Tyrolean tenor Martin Mitterrutzner portrays Fulvio, created by Filippo Giorgi, Porpora’s preferred Varo in his setting of Metastasio’s Ezio, with dramatic vigor and vocal freshness. From the opening phrase of Fulvio’s Act One aria 'Piangendo ancora rinascer suole la bella aurora,' Mitterrutzner wields strikingly handsome tone, easy command of broad tessitura, and crisp trills. The diaphanous G-minor melodic line of 'Piangendo ancora' is caressed by the tenor's plangent tone, his elegant phrasing seconded by Minasi's aristocratic management of the minuet rhythm. The Act Two aria 'Nascesti alle pene, mio povero core' is voiced engrossingly. 'La fronda, che circonda a' vincitori il crine,' Fulvio's aria in Act Three is a bravura tour de force, and Mitterrutzner excels in it. The solid technical foundation upon which his well-integrated vocal registers are laid is heartening in a young singer, and the anticipation of future marvels—his Idomeneo is destined to be legendary—encouraged by this performance is thrilling.

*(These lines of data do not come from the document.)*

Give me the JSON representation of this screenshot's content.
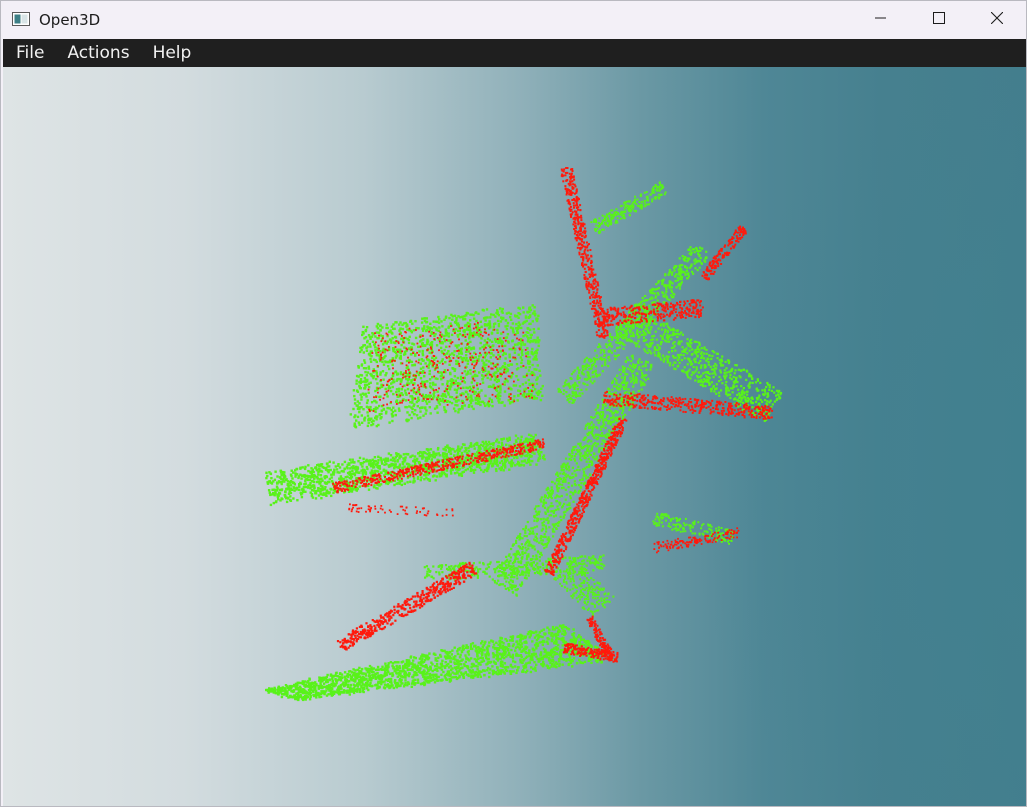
{
  "window": {
    "title": "Open3D",
    "icon": "app-window-icon",
    "controls": [
      "minimize-icon",
      "maximize-icon",
      "close-icon"
    ]
  },
  "menubar": {
    "items": [
      "File",
      "Actions",
      "Help"
    ]
  },
  "viewport": {
    "background": "gradient light gray to teal",
    "point_colors": {
      "source": "#ff1a0d",
      "target": "#59f21a"
    }
  }
}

In an age in which enterprising artists and ensembles have before them means of rediscovering and exploring neglected repertory that could hardly have been imagined just a generation ago, it is frustrating to note the frequency with which opera companies that might, even with relatively modest resources, mount unforgettable productions of rejuvenated operas like Leonardo Vinci's Catone in Utica forgo opportunities for innovation in order to put on tired, often badly-sung performances of Rigoletto, Carmen, and La bohème. These scores have of course earned their places in international repertory, but, more than many of their Twenty-First-Century admirers might suspect, Verdi, Bizet, and Puccini respected and honored the achievements of their operatic forebears. To suggest that Rigoletto, Carmen, and La bohème would have been impossible without Catone in Utica is to stretch the point, but this phenomenal recording of the opera proves that Vinci’s music is by no means undeserving of performance alongside the works of the best of his contemporaries. With Catone in Utica joining acclaimed recordings of Händel’s Alessandro and Hasse’s Siroe, re di Persia, the commitment of DECCA and Parnassus Arts Productions to retrieving wonderful music from the shadows of history is thriving. Curiosity may have killed the cat, but it has achieved miracles for Catone.